In this thesis, a Peak-Picking (PP) approach is suggested as a substitution to the
LS solution used by the AIR algorithm. In order to integrate the adaptivity scheme
of aHM in the PP approach, an adaptive Discrete Fourier Transform (aDFT), whose
frequency basis can fully follow the variations of the f0 curve, is also proposed. In
order to evaluate the performance of the proposed method, the computational time
has been calculated and an average time reduction of almost four times has been
shown when comparing the proposed improvements to the original LS-based aHMAIR
algorithm.

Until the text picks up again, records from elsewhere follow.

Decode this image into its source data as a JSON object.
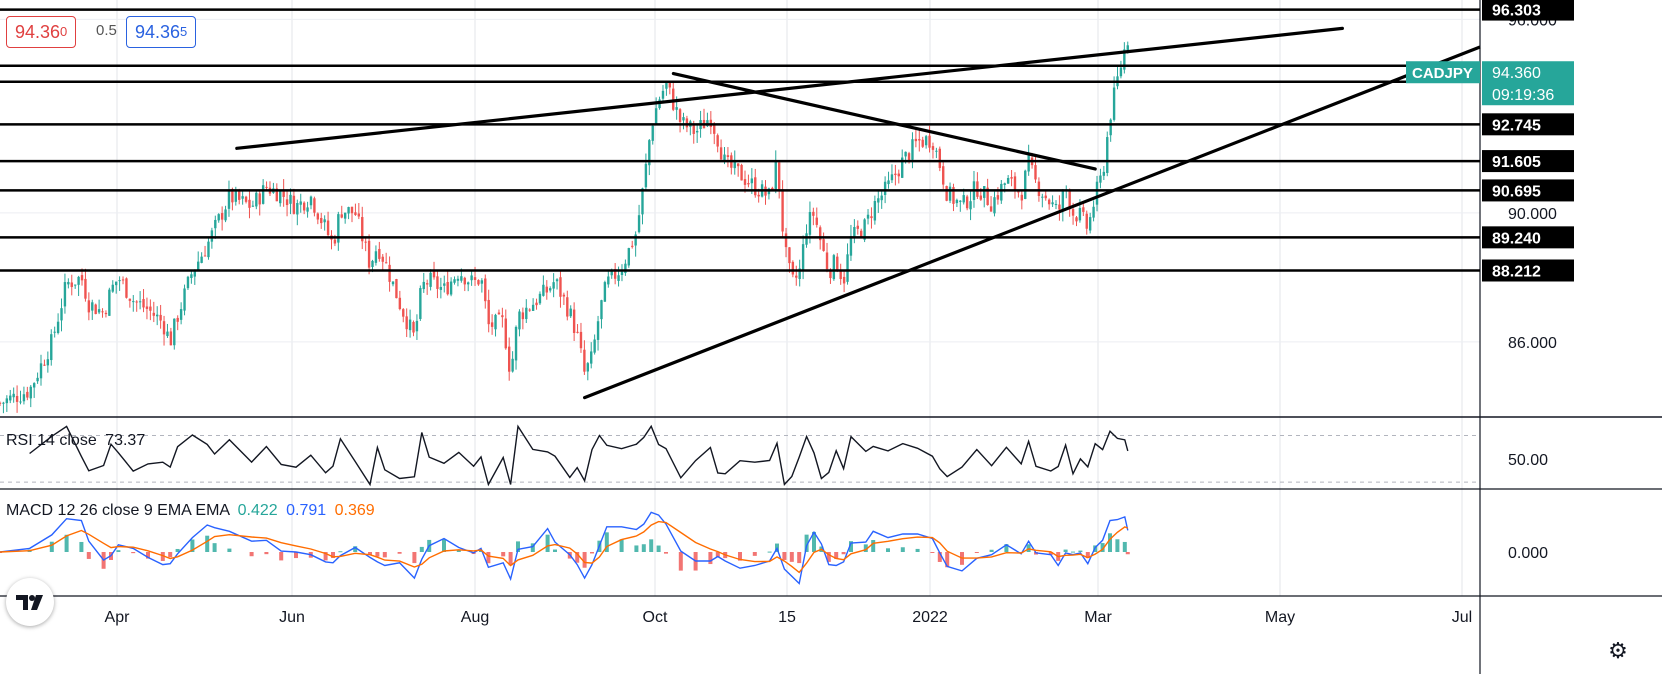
{
  "symbol": "CADJPY",
  "quote": {
    "bid_main": "94.36",
    "bid_sup": "0",
    "spread": "0.5",
    "ask_main": "94.36",
    "ask_sup": "5"
  },
  "last_price": {
    "label": "CADJPY",
    "price": "94.360",
    "countdown": "09:19:36"
  },
  "price_axis": {
    "ticks": [
      {
        "value": 96.0,
        "label": "96.000"
      },
      {
        "value": 90.0,
        "label": "90.000"
      },
      {
        "value": 86.0,
        "label": "86.000"
      }
    ],
    "levels": [
      {
        "value": 96.303,
        "label": "96.303"
      },
      {
        "value": 94.066,
        "label": "94.066"
      },
      {
        "value": 92.745,
        "label": "92.745"
      },
      {
        "value": 91.605,
        "label": "91.605"
      },
      {
        "value": 90.695,
        "label": "90.695"
      },
      {
        "value": 89.24,
        "label": "89.240"
      },
      {
        "value": 88.212,
        "label": "88.212"
      }
    ]
  },
  "chart_data": {
    "type": "candlestick",
    "time_labels": [
      "Apr",
      "Jun",
      "Aug",
      "Oct",
      "15",
      "2022",
      "Mar",
      "May",
      "Jul"
    ],
    "ylim": [
      83.7,
      96.6
    ],
    "horizontal_lines": [
      96.303,
      94.56,
      94.066,
      92.745,
      91.605,
      90.695,
      89.24,
      88.212
    ],
    "trendlines": [
      {
        "name": "upper channel",
        "from": {
          "x": 0.16,
          "y": 92.0
        },
        "to": {
          "x": 0.907,
          "y": 95.72
        }
      },
      {
        "name": "lower channel",
        "from": {
          "x": 0.395,
          "y": 84.27
        },
        "to": {
          "x": 0.957,
          "y": 94.37
        }
      },
      {
        "name": "descending",
        "from": {
          "x": 0.455,
          "y": 94.32
        },
        "to": {
          "x": 0.74,
          "y": 91.36
        }
      }
    ],
    "close_path": [
      [
        0.0,
        84.1
      ],
      [
        0.02,
        84.5
      ],
      [
        0.035,
        86.0
      ],
      [
        0.045,
        87.8
      ],
      [
        0.055,
        88.0
      ],
      [
        0.06,
        87.2
      ],
      [
        0.07,
        86.9
      ],
      [
        0.075,
        87.6
      ],
      [
        0.08,
        88.0
      ],
      [
        0.09,
        87.3
      ],
      [
        0.1,
        87.0
      ],
      [
        0.11,
        86.6
      ],
      [
        0.115,
        86.0
      ],
      [
        0.12,
        86.8
      ],
      [
        0.13,
        88.2
      ],
      [
        0.14,
        89.0
      ],
      [
        0.145,
        89.5
      ],
      [
        0.155,
        90.5
      ],
      [
        0.17,
        90.2
      ],
      [
        0.18,
        90.8
      ],
      [
        0.19,
        90.6
      ],
      [
        0.2,
        90.2
      ],
      [
        0.21,
        90.5
      ],
      [
        0.22,
        89.5
      ],
      [
        0.225,
        89.0
      ],
      [
        0.23,
        90.1
      ],
      [
        0.24,
        90.0
      ],
      [
        0.25,
        88.4
      ],
      [
        0.255,
        89.0
      ],
      [
        0.26,
        88.5
      ],
      [
        0.27,
        87.2
      ],
      [
        0.28,
        86.1
      ],
      [
        0.285,
        87.7
      ],
      [
        0.29,
        87.9
      ],
      [
        0.3,
        87.6
      ],
      [
        0.31,
        88.2
      ],
      [
        0.32,
        87.8
      ],
      [
        0.325,
        88.0
      ],
      [
        0.33,
        86.5
      ],
      [
        0.34,
        86.6
      ],
      [
        0.345,
        85.0
      ],
      [
        0.35,
        86.8
      ],
      [
        0.36,
        87.2
      ],
      [
        0.37,
        87.6
      ],
      [
        0.375,
        87.9
      ],
      [
        0.385,
        86.9
      ],
      [
        0.39,
        86.2
      ],
      [
        0.395,
        85.0
      ],
      [
        0.4,
        85.5
      ],
      [
        0.405,
        86.9
      ],
      [
        0.41,
        87.8
      ],
      [
        0.42,
        88.3
      ],
      [
        0.43,
        89.4
      ],
      [
        0.435,
        90.9
      ],
      [
        0.44,
        92.7
      ],
      [
        0.445,
        93.5
      ],
      [
        0.45,
        94.0
      ],
      [
        0.46,
        92.8
      ],
      [
        0.47,
        92.5
      ],
      [
        0.48,
        93.0
      ],
      [
        0.485,
        92.3
      ],
      [
        0.49,
        91.5
      ],
      [
        0.5,
        91.2
      ],
      [
        0.51,
        90.8
      ],
      [
        0.52,
        90.5
      ],
      [
        0.525,
        91.6
      ],
      [
        0.53,
        88.9
      ],
      [
        0.535,
        87.8
      ],
      [
        0.54,
        88.1
      ],
      [
        0.545,
        89.6
      ],
      [
        0.55,
        90.0
      ],
      [
        0.555,
        89.0
      ],
      [
        0.56,
        88.2
      ],
      [
        0.565,
        88.5
      ],
      [
        0.57,
        87.9
      ],
      [
        0.575,
        89.2
      ],
      [
        0.585,
        89.6
      ],
      [
        0.59,
        90.2
      ],
      [
        0.6,
        90.8
      ],
      [
        0.61,
        91.6
      ],
      [
        0.62,
        92.2
      ],
      [
        0.63,
        92.3
      ],
      [
        0.635,
        91.5
      ],
      [
        0.64,
        90.6
      ],
      [
        0.65,
        90.2
      ],
      [
        0.66,
        90.8
      ],
      [
        0.67,
        90.3
      ],
      [
        0.68,
        91.0
      ],
      [
        0.69,
        90.6
      ],
      [
        0.695,
        91.5
      ],
      [
        0.7,
        90.9
      ],
      [
        0.71,
        90.3
      ],
      [
        0.715,
        90.0
      ],
      [
        0.72,
        90.8
      ],
      [
        0.725,
        90.0
      ],
      [
        0.73,
        89.9
      ],
      [
        0.735,
        89.5
      ],
      [
        0.74,
        90.5
      ],
      [
        0.745,
        91.2
      ],
      [
        0.75,
        93.0
      ],
      [
        0.755,
        94.1
      ],
      [
        0.76,
        95.1
      ],
      [
        0.762,
        95.4
      ]
    ],
    "series": [
      {
        "name": "RSI 14 close",
        "last": "73.37",
        "tick": {
          "value": 50,
          "label": "50.00"
        }
      },
      {
        "name": "MACD 12 26 close 9 EMA EMA",
        "histogram_last": "0.422",
        "macd_last": "0.791",
        "signal_last": "0.369",
        "tick": {
          "value": 0,
          "label": "0.000"
        }
      }
    ]
  },
  "indicators": {
    "rsi": {
      "label": "RSI 14 close",
      "value": "73.37"
    },
    "macd": {
      "label": "MACD 12 26 close 9 EMA EMA",
      "v1": "0.422",
      "v2": "0.791",
      "v3": "0.369"
    }
  },
  "colors": {
    "up": "#26a69a",
    "down": "#ef5350",
    "macd_line": "#2962ff",
    "signal_line": "#ff6d00",
    "badge": "#26a69a",
    "text": "#131722"
  },
  "icons": {
    "logo": "tradingview-logo-icon",
    "settings": "gear-icon"
  }
}
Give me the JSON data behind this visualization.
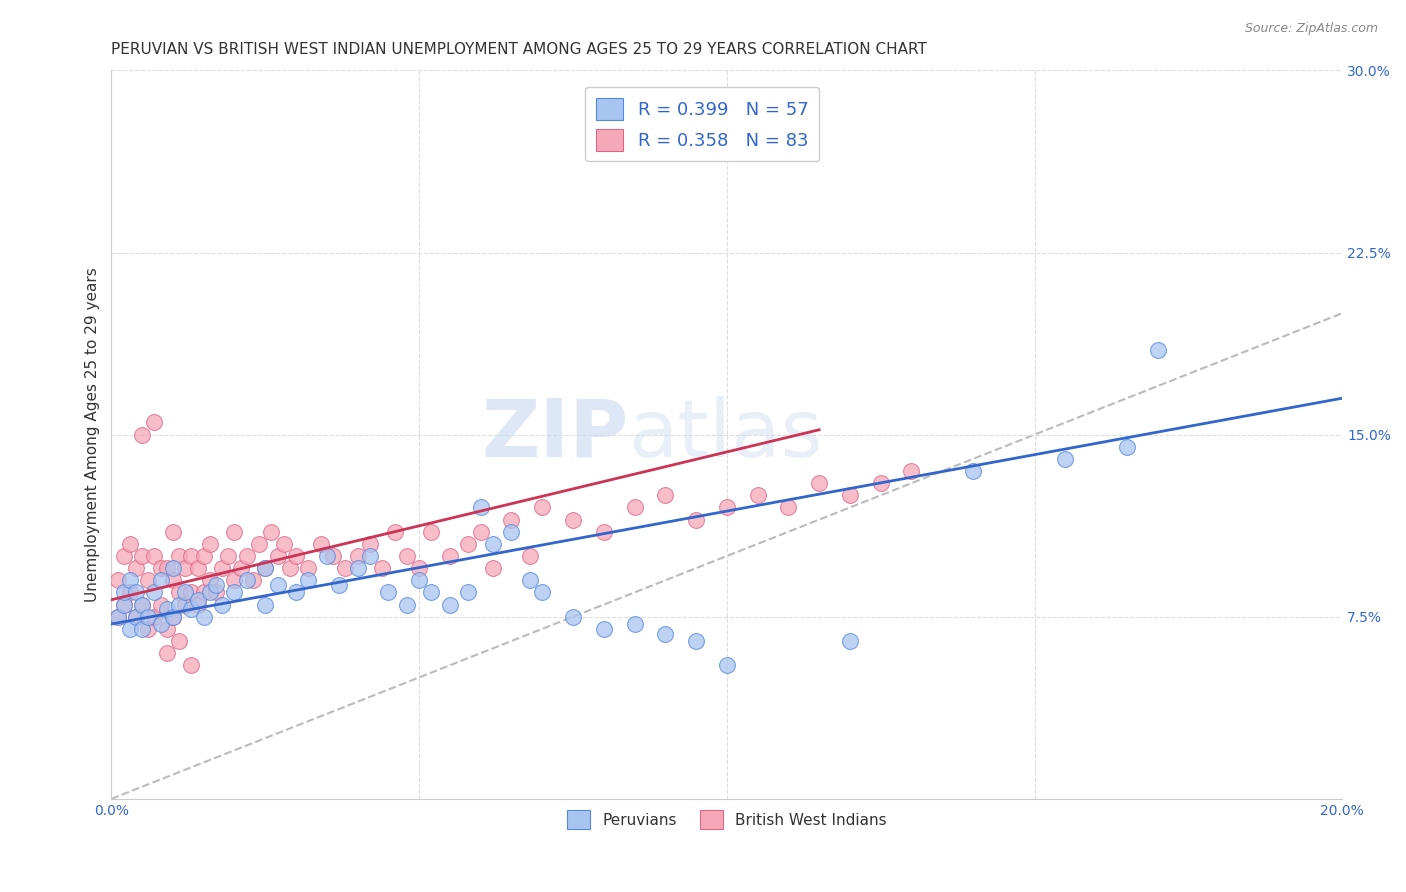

Additionally, the quality of the re-synthesis is preserved compared
to the aHM-AIR using LS. With the use of Signal-To-Reconstruction-Error (SRER)
and Perceptual Evaluation of Speech Quality (PESQ), we show that the speech
reconstructed using aHM-AIR with PP and aDFT retains the quality of aHM-AIR
using LS. Finally, formal listening tests show that the speech reconstructed by aHMAIR
with PP and aDFT is very similar to the one reconstructed by aHM-AIR using
LS.
|